The immunosenescent phenotype is believed to contribute to the development of an immune risk profile in the elderly, associated with an increased rate of infections and a diminished effect of vaccines, and increased cancer susceptibility. The clinical implications of these senescent changes in TCS warrant further investigation. Our findings have added more evidence to potential chemotherapy consequences in the TCS population. We believe this observation reinforces the importance of considering surveillance over chemotherapy or radiation therapy in early stages of the disease. It is possible that premature aging may occur in other organs and tissue compartments of TCS and this is a matter of further study.

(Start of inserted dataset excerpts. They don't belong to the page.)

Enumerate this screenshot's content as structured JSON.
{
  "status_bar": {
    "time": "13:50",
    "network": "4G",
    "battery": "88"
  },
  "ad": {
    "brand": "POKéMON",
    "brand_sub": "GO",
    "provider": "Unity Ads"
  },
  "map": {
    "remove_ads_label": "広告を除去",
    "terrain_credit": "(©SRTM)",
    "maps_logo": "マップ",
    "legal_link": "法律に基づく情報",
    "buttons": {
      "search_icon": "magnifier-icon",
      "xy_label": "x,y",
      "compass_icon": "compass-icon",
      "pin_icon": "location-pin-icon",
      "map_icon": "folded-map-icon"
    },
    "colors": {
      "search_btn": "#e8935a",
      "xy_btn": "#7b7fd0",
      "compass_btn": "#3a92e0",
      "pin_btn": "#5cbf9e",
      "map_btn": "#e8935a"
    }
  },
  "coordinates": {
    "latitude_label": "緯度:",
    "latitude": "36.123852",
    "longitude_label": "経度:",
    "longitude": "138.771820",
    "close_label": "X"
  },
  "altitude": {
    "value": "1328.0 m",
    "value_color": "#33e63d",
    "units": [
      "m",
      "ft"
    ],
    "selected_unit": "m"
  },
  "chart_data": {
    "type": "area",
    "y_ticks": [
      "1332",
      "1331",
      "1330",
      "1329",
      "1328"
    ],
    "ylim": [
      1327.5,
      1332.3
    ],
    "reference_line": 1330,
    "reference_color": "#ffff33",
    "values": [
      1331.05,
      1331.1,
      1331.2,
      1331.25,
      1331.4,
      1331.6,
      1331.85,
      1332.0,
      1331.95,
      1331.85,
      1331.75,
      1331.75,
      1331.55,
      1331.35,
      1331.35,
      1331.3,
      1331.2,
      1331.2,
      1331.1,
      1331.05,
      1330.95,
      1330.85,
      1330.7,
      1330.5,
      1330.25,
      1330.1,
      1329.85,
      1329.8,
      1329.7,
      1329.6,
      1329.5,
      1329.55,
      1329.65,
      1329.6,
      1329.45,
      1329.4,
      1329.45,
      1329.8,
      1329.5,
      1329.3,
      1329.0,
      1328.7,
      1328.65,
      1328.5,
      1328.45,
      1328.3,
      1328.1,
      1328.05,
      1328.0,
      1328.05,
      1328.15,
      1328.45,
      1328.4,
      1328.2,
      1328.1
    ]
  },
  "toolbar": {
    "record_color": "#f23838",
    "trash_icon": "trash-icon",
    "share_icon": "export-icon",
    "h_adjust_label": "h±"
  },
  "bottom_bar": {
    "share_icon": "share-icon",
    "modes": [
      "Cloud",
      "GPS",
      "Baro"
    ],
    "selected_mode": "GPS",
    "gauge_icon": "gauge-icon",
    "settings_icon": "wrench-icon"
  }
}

In this exploratory study, TCS exposed to chemotherapy presented multiple alterations in lymphocyte subpopulations and increased expression of CDKN2A /p16^INK4a. These alterations are similar to those observed in elderly individuals as part of the immunosenescent phenotype. To our knowledge, there are no previous reports of such a finding in this population. Further studies are warranted in lieu of or findings to define the clinical implications of this premature senescence immunophenotyped in TCS.